The time of the revolution is over and the mullahs will soon go the way of the McCarthy-types of the Red Scare in the '50s. The moderates are winning back the country. I just hope that the USA and the other western powers have the courage to assist that change to a more secular Iran. But, If Netanyahu and the Republicans in Congress have their way we are going to be at war with yet another country, with which we share a great deal in common
- fighting an even worse group in ISIS. I've already had family displaced due to ISIS in Iraq, and they've lost everything, again.
One more thing: Some compare North Korea with Iran. In the 35 years since I began work at the IAEA, I've met scores of Iranian nuclear scientists, most quite willing to discuss their programs. How many North Koreans have I met?
Zero, zip, nada, none. Comparing Iran to North Korea is comparing apples to oranges.

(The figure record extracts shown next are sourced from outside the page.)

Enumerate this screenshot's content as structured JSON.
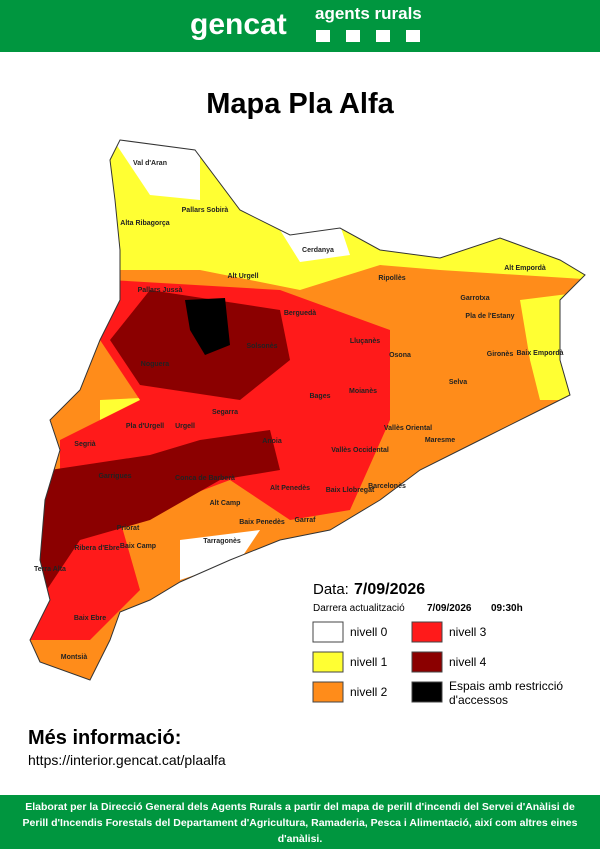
{
  "header": {
    "logo": "gencat",
    "brand": "agents rurals"
  },
  "title": "Mapa Pla Alfa",
  "map": {
    "regions": [
      "Val d'Aran",
      "Pallars Sobirà",
      "Alta Ribagorça",
      "Cerdanya",
      "Alt Urgell",
      "Pallars Jussà",
      "Ripollès",
      "Alt Empordà",
      "Garrotxa",
      "Pla de l'Estany",
      "Berguedà",
      "Solsonès",
      "Noguera",
      "Lluçanès",
      "Osona",
      "Gironès",
      "Baix Empordà",
      "Selva",
      "Bages",
      "Moianès",
      "Segarra",
      "Pla d'Urgell",
      "Urgell",
      "Segrià",
      "Vallès Oriental",
      "Maresme",
      "Anoia",
      "Vallès Occidental",
      "Garrigues",
      "Conca de Barberà",
      "Barcelonès",
      "Baix Llobregat",
      "Alt Penedès",
      "Alt Camp",
      "Garraf",
      "Baix Penedès",
      "Priorat",
      "Ribera d'Ebre",
      "Baix Camp",
      "Tarragonès",
      "Terra Alta",
      "Baix Ebre",
      "Montsià"
    ]
  },
  "date": {
    "label": "Data:",
    "value": "7/09/2026"
  },
  "update": {
    "label": "Darrera actualització",
    "date": "7/09/2026",
    "time": "09:30h"
  },
  "legend": [
    {
      "label": "nivell 0",
      "color": "#ffffff"
    },
    {
      "label": "nivell 1",
      "color": "#ffff33"
    },
    {
      "label": "nivell 2",
      "color": "#ff8c1a"
    },
    {
      "label": "nivell 3",
      "color": "#ff1a1a"
    },
    {
      "label": "nivell 4",
      "color": "#8b0000"
    },
    {
      "label": "Espais amb restricció d'accessos",
      "color": "#000000"
    }
  ],
  "more_info": {
    "title": "Més informació:",
    "url": "https://interior.gencat.cat/plaalfa"
  },
  "footer": "Elaborat per la Direcció General dels Agents Rurals a partir del mapa de perill d'incendi del Servei d'Anàlisi de Perill d'Incendis Forestals del Departament d'Agricultura, Ramaderia, Pesca i Alimentació, així com altres eines d'anàlisi."
}
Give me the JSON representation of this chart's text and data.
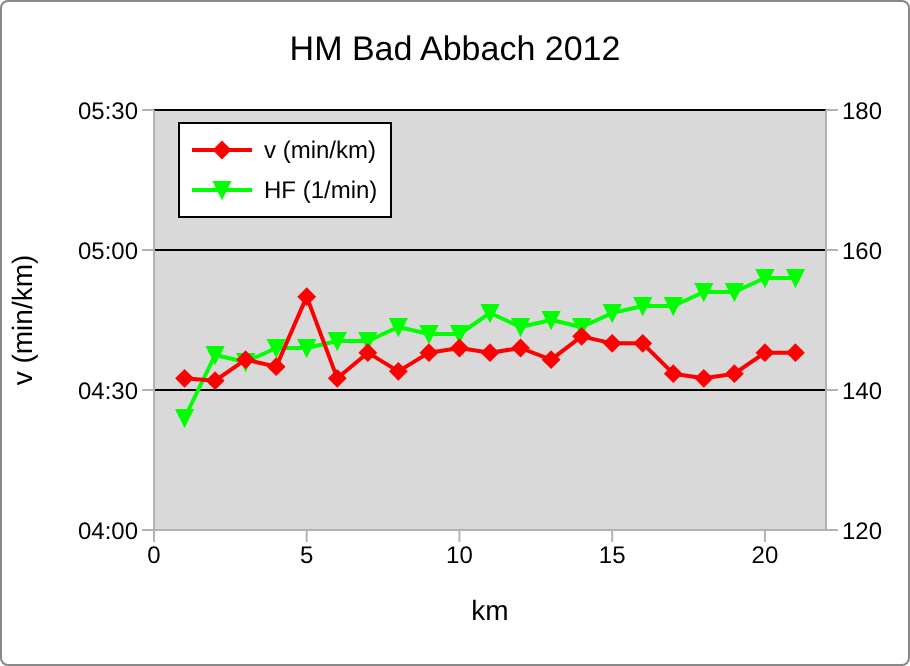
{
  "chart_data": {
    "type": "line",
    "title": "HM Bad Abbach 2012",
    "xlabel": "km",
    "ylabel": "v (min/km)",
    "x": [
      1,
      2,
      3,
      4,
      5,
      6,
      7,
      8,
      9,
      10,
      11,
      12,
      13,
      14,
      15,
      16,
      17,
      18,
      19,
      20,
      21
    ],
    "series": [
      {
        "name": "v (min/km)",
        "color": "#ff0000",
        "marker": "diamond",
        "values": [
          272.5,
          272,
          276.5,
          275,
          290,
          272.5,
          278,
          274,
          278,
          279,
          278,
          279,
          276.5,
          281.5,
          280,
          280,
          273.5,
          272.5,
          273.5,
          278,
          278
        ]
      },
      {
        "name": "HF (1/min)",
        "color": "#00ff00",
        "marker": "triangle",
        "axis": "y2",
        "values": [
          136,
          145,
          144,
          146,
          146,
          147,
          147,
          149,
          148,
          148,
          151,
          149,
          150,
          149,
          151,
          152,
          152,
          154,
          154,
          156,
          156
        ]
      }
    ],
    "xlim": [
      0,
      22
    ],
    "xticks": [
      0,
      5,
      10,
      15,
      20
    ],
    "ylim": [
      240,
      330
    ],
    "yticks": [
      {
        "value": 240,
        "label": "04:00"
      },
      {
        "value": 270,
        "label": "04:30"
      },
      {
        "value": 300,
        "label": "05:00"
      },
      {
        "value": 330,
        "label": "05:30"
      }
    ],
    "y2lim": [
      120,
      180
    ],
    "y2ticks": [
      120,
      140,
      160,
      180
    ],
    "grid": "y",
    "legend": "top left",
    "line_style": "solid"
  }
}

We have an opportunity here.
This agreement can be enforced by the IAEA. I have the advantage since I read the language of the NPT and Safeguards fluently. But since you will hopefully read the NPT and then the Agreement, the more the USA and the West can become involved in the Iranian nuclear program (consulting, hardware, software, safety, safeguards, personnel, etc.) the more verifiable the agreement becomes.